Note: This post was originally published as the daily newsletter for the Columbia Journalism Review, where I am the chief digital writer

Whenever the subject of disinformation, hate speech, or harassment on social-media platforms comes up, someone inevitably suggests all of these problems could be solved if Facebook, Twitter, and Instagram outlawed anonymity and forced users to sign up using their real names. The past week has seen a revival of this argument from a number of corners: In a Wall Street Journal op-ed, Andy Kessler said that trying to solve these problems by tweaking Section 230 — the clause in the Communications Decency Act that gives digital platforms protection from liability for content they host — would be too difficult, and so ending anonymity is the only solution. The “know your customer” rule for Wall Street is designed to stop money laundering, Kessler suggested, so “maybe it can work for rhetoric laundering.” At the very least, he said, it would make it easier for people to sue random Twitter users for defamation, etc.

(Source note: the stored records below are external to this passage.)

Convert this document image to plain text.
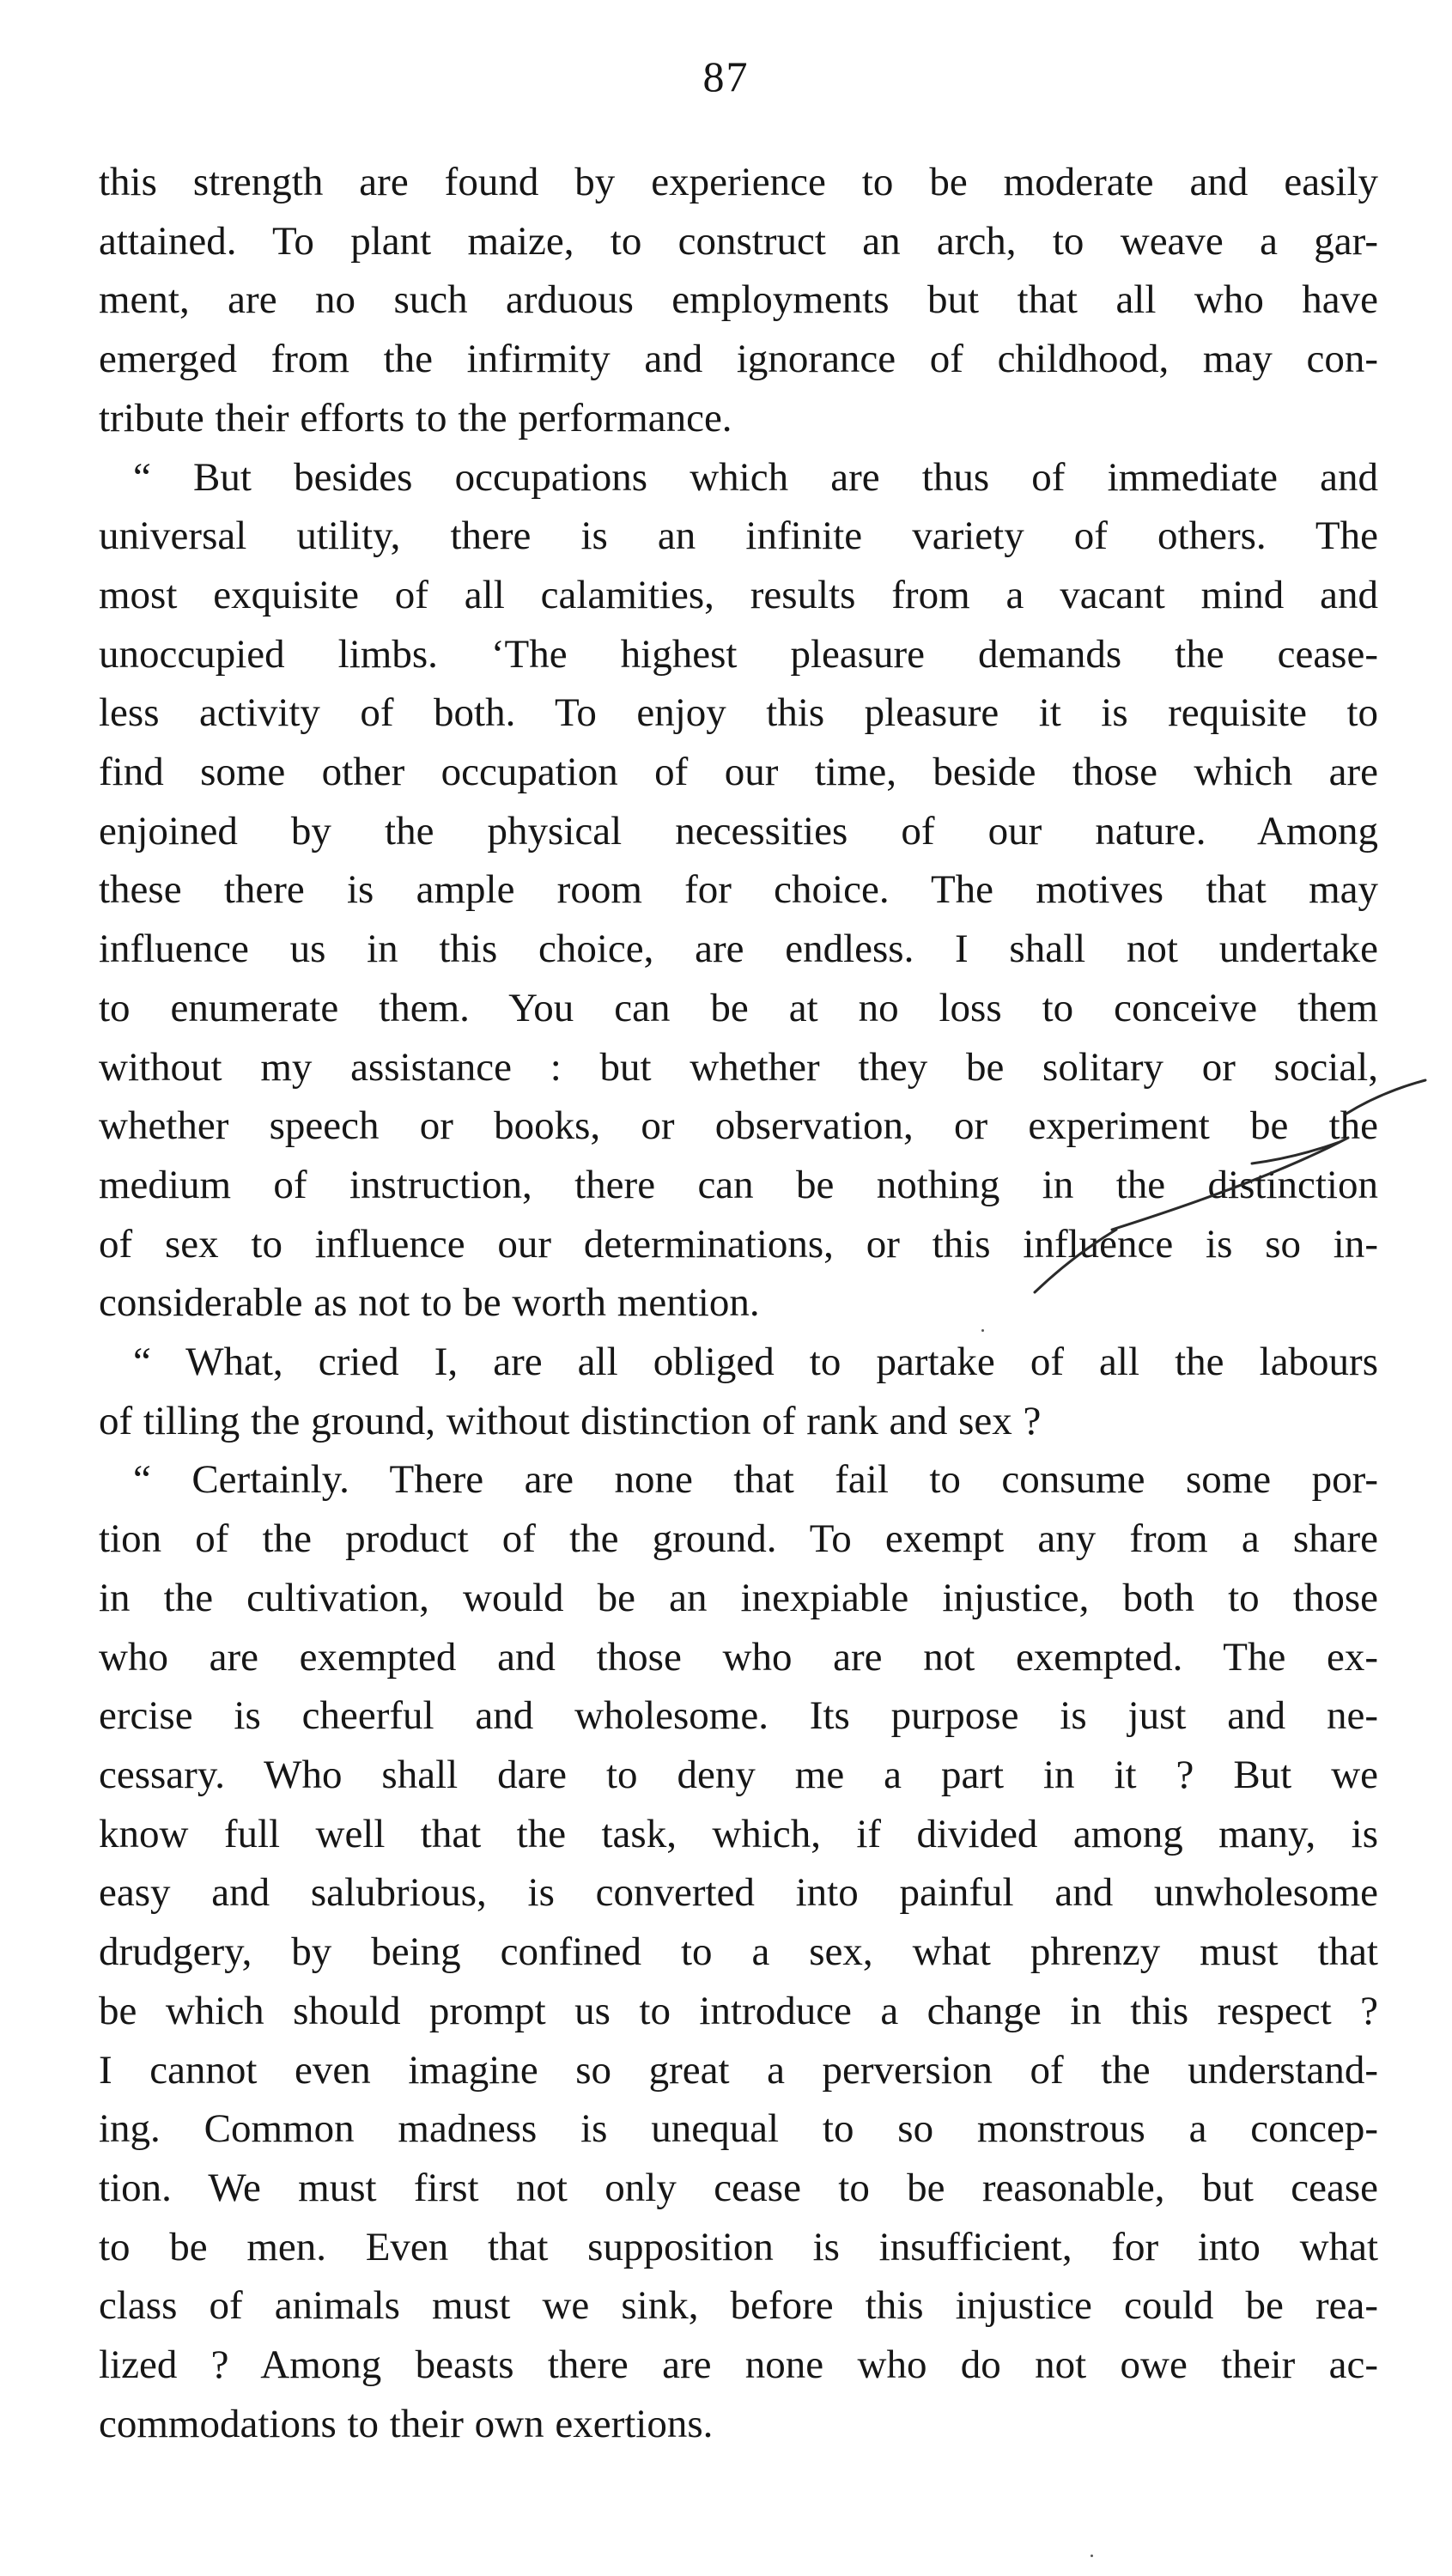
87

this strength are found by experience to be moderate and easily
attained. To plant maize, to construct an arch, to weave a gar-
ment, are no such arduous employments but that all who have
emerged from the infirmity and ignorance of childhood, may con-
tribute their efforts to the performance.

“ But besides occupations which are thus of immediate and
universal utility, there is an infinite variety of others. The
most exquisite of all calamities, results from a vacant mind and
unoccupied limbs. ‘The highest pleasure demands the cease-
less activity of both. To enjoy this pleasure it is requisite to
find some other occupation of our time, beside those which are
enjoined by the physical necessities of our nature. Among
these there is ample room for choice. The motives that may
influence us in this choice, are endless. I shall not undertake
to enumerate them. You can be at no loss to conceive them
without my assistance : but whether they be solitary or social,
whether speech or books, or observation, or experiment be the
medium of instruction, there can be nothing in the distinction
of sex to influence our determinations, or this influence is so in-
considerable as not to be worth mention.

“ What, cried I, are all obliged to partake of all the labours
of tilling the ground, without distinction of rank and sex ?

“ Certainly. There are none that fail to consume some por-
tion of the product of the ground. To exempt any from a share
in the cultivation, would be an inexpiable injustice, both to those
who are exempted and those who are not exempted. The ex-
ercise is cheerful and wholesome. Its purpose is just and ne-
cessary. Who shall dare to deny me a part in it ? But we
know full well that the task, which, if divided among many, is
easy and salubrious, is converted into painful and unwholesome
drudgery, by being confined to a sex, what phrenzy must that
be which should prompt us to introduce a change in this respect ?
I cannot even imagine so great a perversion of the understand-
ing. Common madness is unequal to so monstrous a concep-
tion. We must first not only cease to be reasonable, but cease
to be men. Even that supposition is insufficient, for into what
class of animals must we sink, before this injustice could be rea-
lized ? Among beasts there are none who do not owe their ac-
commodations to their own exertions.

How would verifying the identity of social-media users be accomplished exactly? Kessler doesn’t really know. “Require a credit card, like Apple does to use its app store? Maybe,” he writes. “A driver’s license? Passport? A trip to the post office or DMV?” The idea that someone would have to upload their passport or driver’s license in order to tweet seems so absurd as to be laughable, but Kessler has some company in his dislike of anonymity on social networks: Citing the article in a tweet, Senator Ron Johnson from Wisconsin, chairman of the Senate’s Homeland Security committee, said he was “concerned that Congress’s involvement in Section 230 reform may lead to more harm than good,” and that one solution worth considering was “to end user anonymity on social media platforms. Social media companies need to know who their customers are so bad actors can be held accountable.”

Johnson was soon joined by Senator John Kennedy, who says he is working on legislation he plans to introduce that would require social-media users to verify their identities. Doing this would “cause a lot of people to think about their words” before posting, Kennedy said. According to one news report, the senator is “confident the proposal would be constitutional” and added that “many newspapers require users to identify themselves in comment sections.” Whether Kennedy or Johnson are successful remains to be seen, but there are a number of reasons to be skeptical about the idea that removing anonymity would even be possible, let alone a positive development for social media. For one thing, Jeff Kosseff, a law professor at the US Naval Academy, said the courts have repeatedly upheld a First Amendment right to anonymity, citing the anonymous authors of the Federalist Papers, among others, and this right has also been recognized for internet forums and other digital platforms.